Usually, companies that undertake M&A transactions look for the growth of their business or want to beat the competition. However, they also encounter some risks such as paying too much or not being able to integrate two companies well.
Reasons for M&As
The main reasons for companies to engage in mergers and acquisitions are the following:
- Growth – sometimes it can take years to double the size of the company in an organic way. M&A can be used to grow quickly.
- Competition – this is what leads to craziness in hot markets – companies urge to purchase a firm with an attractive asset portfolio before any of its rivals does.
- Synergies – the goal is to eliminate or consolidate duplicate resources of two companies with similar businesses. The result is taking advantage of synergies and economies of scale.

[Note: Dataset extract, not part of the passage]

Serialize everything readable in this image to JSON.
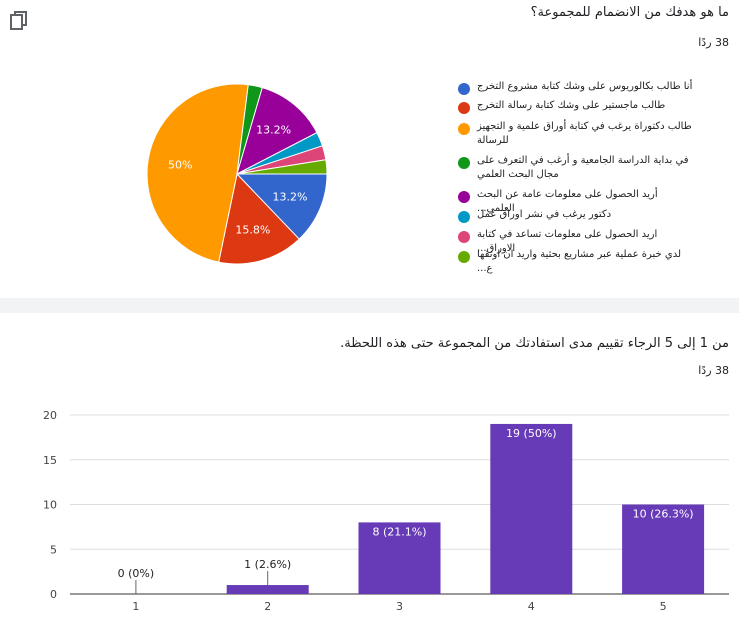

- Domination – M&A would help two companies dominate their market unless they are big enough to create a monopoly. In this case, their activities would be limited and persecuted.
Effects of M&As
This part presents the most common ways of M&As affecting a company. Firstly, we should analyze the change in the capital structure. M&A activity has a long-term influence on the capital structure of both the acquiring company and the target company. An M&A transaction allows the shareholders of the target company to cash-out a big premium or a stake in the dominant entity.
When it comes to the acquirer, the deal size affects the impact of an M&A transaction directly – the bigger the potential target, the bigger the risk. While a failure of a small acquisition can “shake but not break” the acquirer, a big-sized failure can affect its long-term success immensely.
At the moment when a deal is closed, the acquirer’s capital structure changes and it depends on the design of the M&A deal. If the transaction is processed in cash, the acquirer’s cash holdings drop significantly. However, not every company has enough cash prepared for such huge transactions. That is why most of them take out loans which inevitably increases their indebtedness.
Another way of designing the M&A transaction is financing it through the acquirer’s stock. To start, the shares must often be premium-priced for an acquirer to use the stock as currency. Not to forget that the management of the target company needs to be convinced that it is beneficial to accept stock instead of cash.
Secondly, it is important to take into consideration the possible market reaction to news of an M&A as it can be favorable or unfavorable. It completely depends on how market participants perceive the merits of the deal. Typically, the shares of the target company will come close to the acquirer’s offer. And not only: the shares of the target company can be traded above the offer price if the target company is considered attractive enough for a rival bid.
On the other hand, the target’s shares can be traded below the offer price. It usually happens when the purchase should be processed partly in the acquirer’s shares. Then the stock falls once they announce the deal publicly. The stock may plummet because market participants view the price for the deal as too high or do not find the deal accretive to earnings per share.